The result of the operator is a List-type attribute value, i.e. the data should be passed to a list. Passing the output to a Set-type attribute will de-dupe any list values in the output with the first instance of any duplicates forming its set entry.
For example:
$MyList = "ant bee ant cow".split(" ")
gives "ant;bee;ant;cow"
$MySet = "ant bee ant cow".split(" ")
gives "ant;bee;cow"
$MyList = "ant, bee, cow".split("\W+ ")
gives "ant;bee;cow"
$MyList = "ant, bee, cow".split(" ")
gives "ant,;bee,;cow"
$MyList = $MyString.split($MyString(agent))
$MyList = $MyString(parent).split("and")
If the string, stored in $MyString, is multi-line:
ant
bee
cow
…then:
$MyList = $MyString.split("\n")
gives "ant;bee;cow".
This approach can be useful if trying to retrieve a specific paragraph of $Text, perhaps from notes exploded from a larger consistently formatted text source. To get a string holding just paragraph #3 of the source $Text (or other multi-line string data):
$MyString = $Text.split("\n").at(2)
Don't overlook the fact that that List.at() is zero-based. That means the first list item is .at(0) and so the third list item is '2' and not '3' as might otherwise be assumed. the last item is '-1':
$MyString = $Text.split("\n").at(-1)
There is one one limitation of this approach to working with $Text or multi-line strings. The issue is that blank lines or lines with only spaces, are ignored - lists don't hold 'empty' items.
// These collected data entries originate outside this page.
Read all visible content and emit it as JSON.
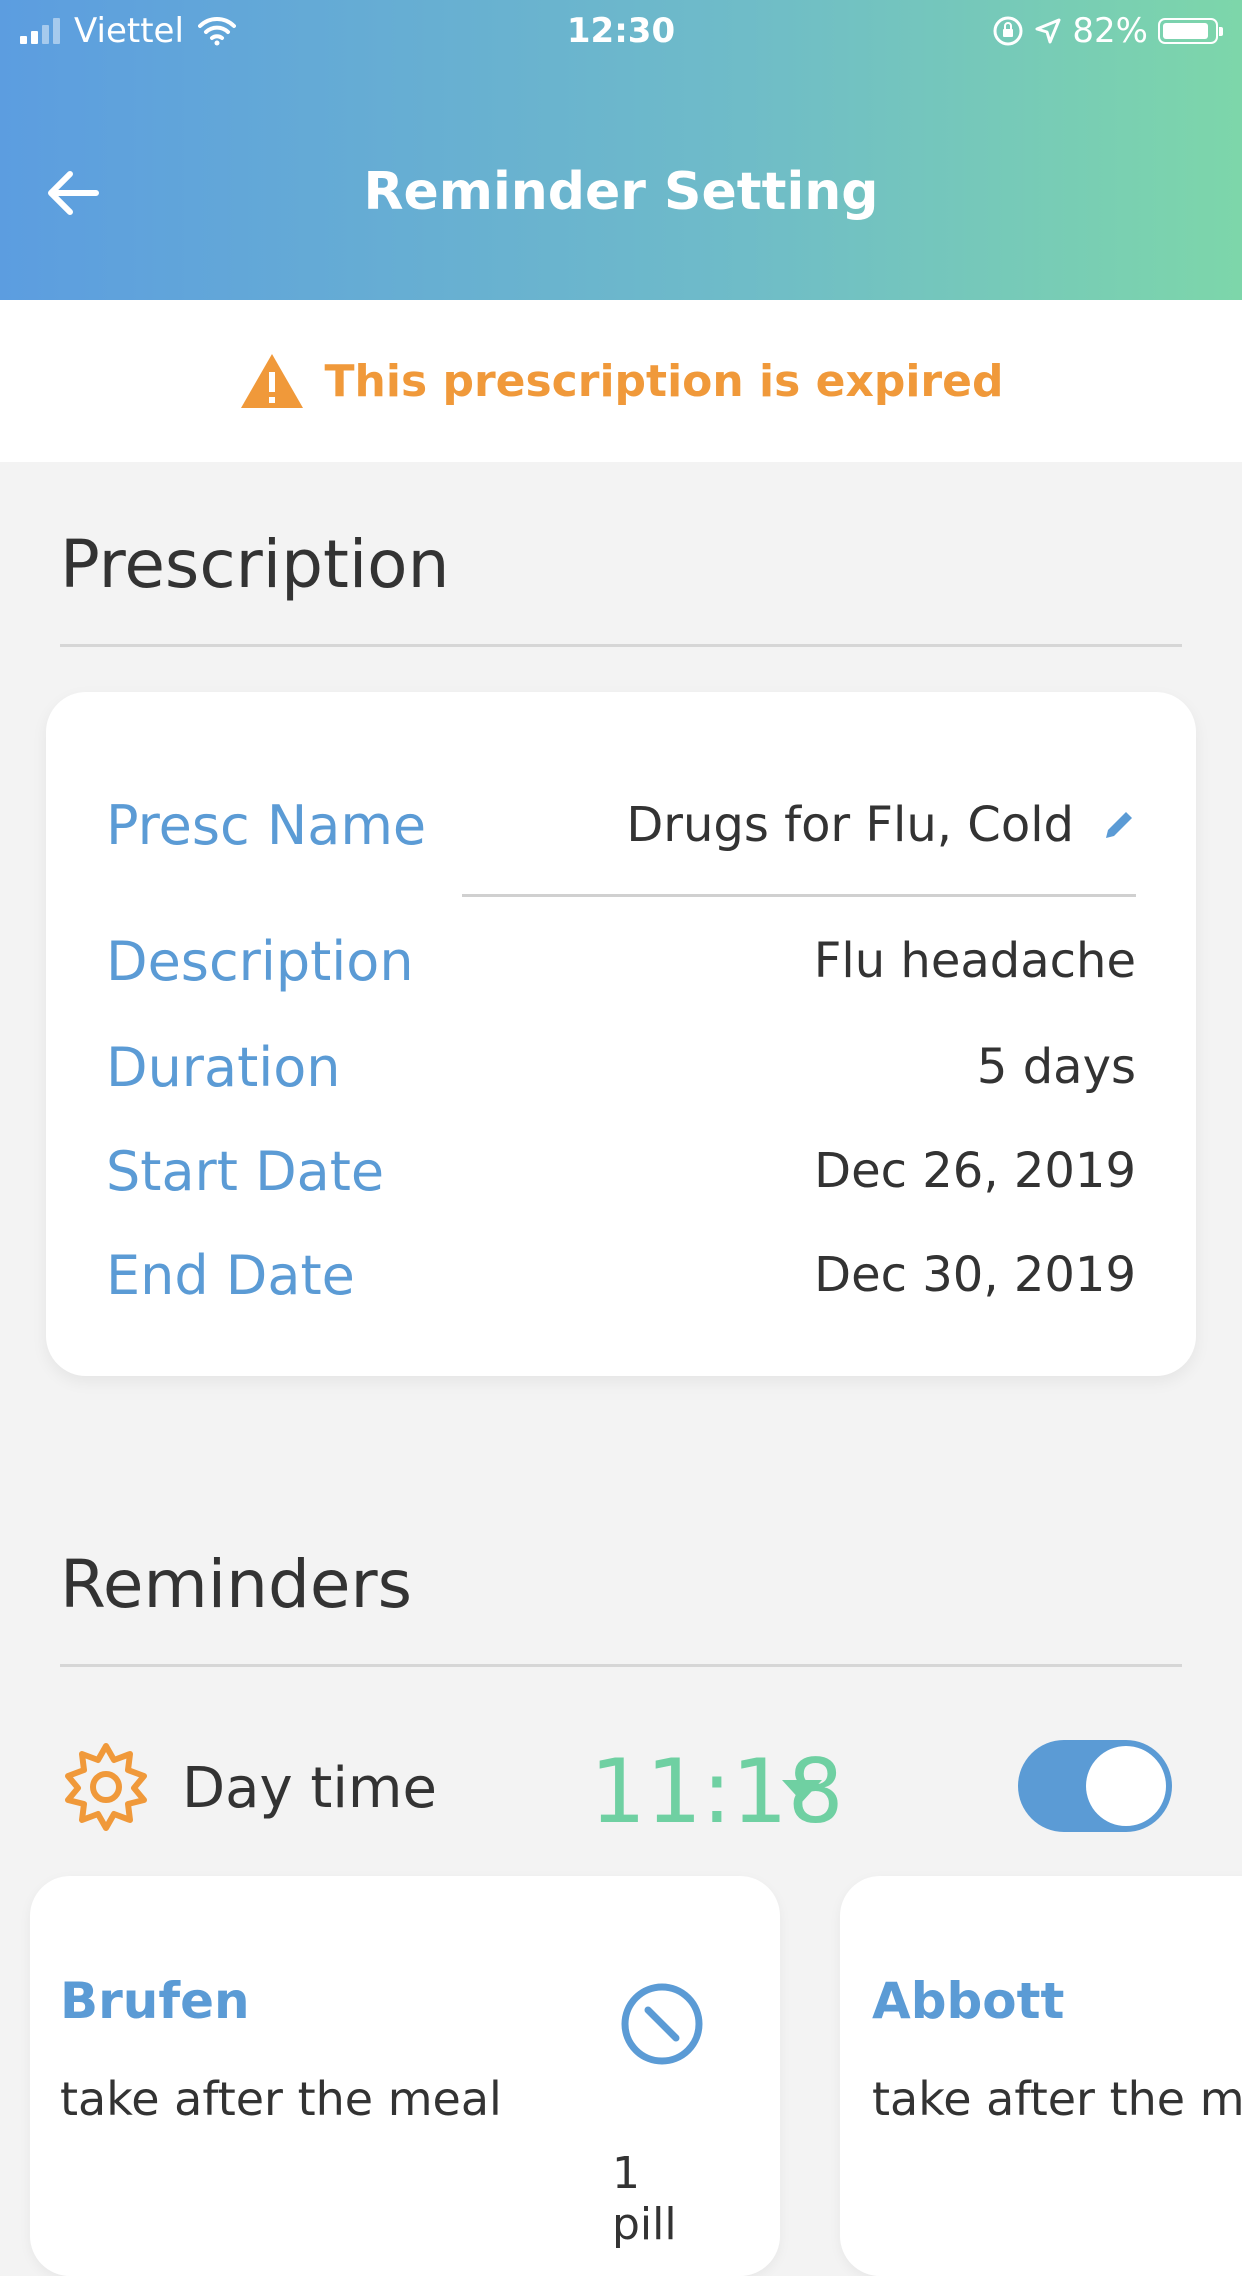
{
  "status_bar": {
    "carrier": "Viettel",
    "time": "12:30",
    "battery": "82%",
    "icons": [
      "signal-icon",
      "wifi-icon",
      "rotation-lock-icon",
      "location-arrow-icon",
      "battery-icon"
    ]
  },
  "header": {
    "title": "Reminder Setting",
    "back_icon": "arrow-left-icon"
  },
  "banner": {
    "text": "This prescription is expired",
    "icon": "warning-triangle-icon",
    "color": "#f0993a"
  },
  "prescription": {
    "section_title": "Prescription",
    "edit_icon": "pencil-icon",
    "fields": [
      {
        "label": "Presc Name",
        "value": "Drugs for Flu, Cold"
      },
      {
        "label": "Description",
        "value": "Flu headache"
      },
      {
        "label": "Duration",
        "value": "5 days"
      },
      {
        "label": "Start Date",
        "value": "Dec 26, 2019"
      },
      {
        "label": "End Date",
        "value": "Dec 30, 2019"
      }
    ]
  },
  "reminders": {
    "section_title": "Reminders",
    "slot": {
      "icon": "sun-icon",
      "label": "Day time",
      "time": "11:18",
      "enabled": true
    },
    "medicines": [
      {
        "name": "Brufen",
        "note": "take after the meal",
        "dose": "1 pill",
        "icon": "no-entry-icon"
      },
      {
        "name": "Abbott",
        "note": "take after the meal",
        "dose": "",
        "icon": ""
      }
    ]
  },
  "colors": {
    "accent_blue": "#5b9bd5",
    "accent_green": "#6fd0a2",
    "warning_orange": "#f0993a",
    "header_gradient_start": "#5c9de0",
    "header_gradient_end": "#7dd6aa"
  }
}
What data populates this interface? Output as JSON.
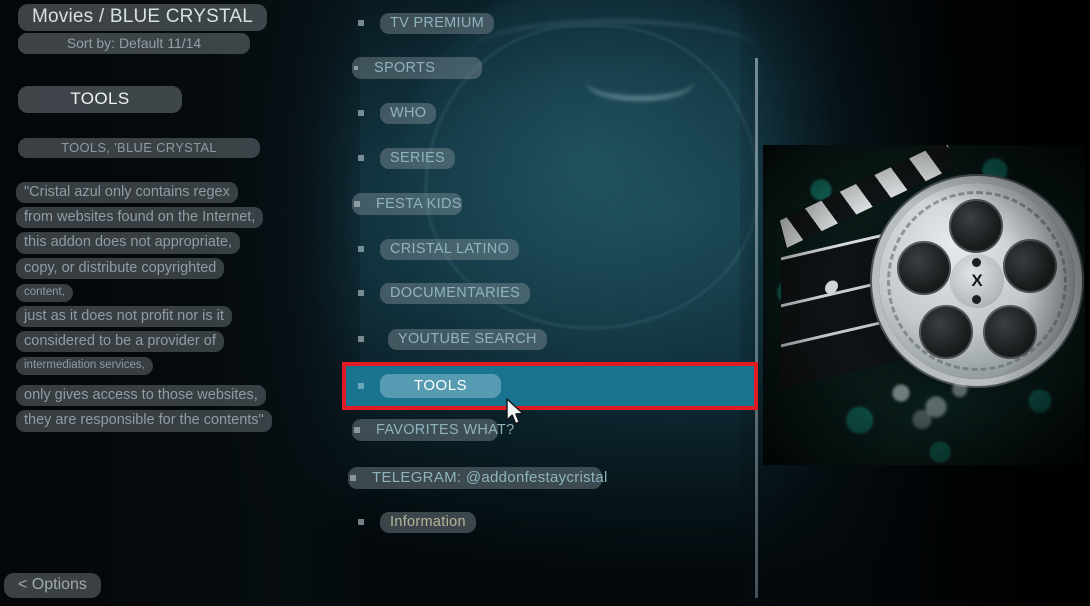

So if the string $MyString is multi-line and contains blank lines, like so:
ant
bee
cow
…then:
$MyList = $MyString.split("\n")
still gives "ant;bee;cow".
It doesn't matter if the blank is just two successive line returns or actually contains some white space - no list item is created for it.
Luckily there is a simple workaround is to seed empty lines with a single hyphen (or whatever placeholder you prefer, e.g. "N/A" or such). Thus:
$MyList = $Text.replace("\n\n","\n-\n").split("\n");
…now gives $MyList "ant;-;bee;cow" such that "bee" is still paragraph #3 of the new list, as in the original text. If you wanted to make a deliberate review of such data you might use a more distinctive marker string:
$MyList = $Text.replace("\n\n","\n#####\n").split("\n");
You could then query for $MyList.contains(""#####)
.
Dealing with inline quote characters
Because pattern is parsed for regular expressions, it may be possible to use the '\dnn' form described here to work around the lack of escaping from single double quotes within strings.
Dealing with inline semi-colons
As this function outputs a list, where values are semi-colon delimited, if the source string - such as $Text - has semicolons in it they act as extra (unexpected!) splits when viewing the outcome. To get around this, escape the semicolons on the fly:
$MySet = $Text.replace(";","\\;").split("\n")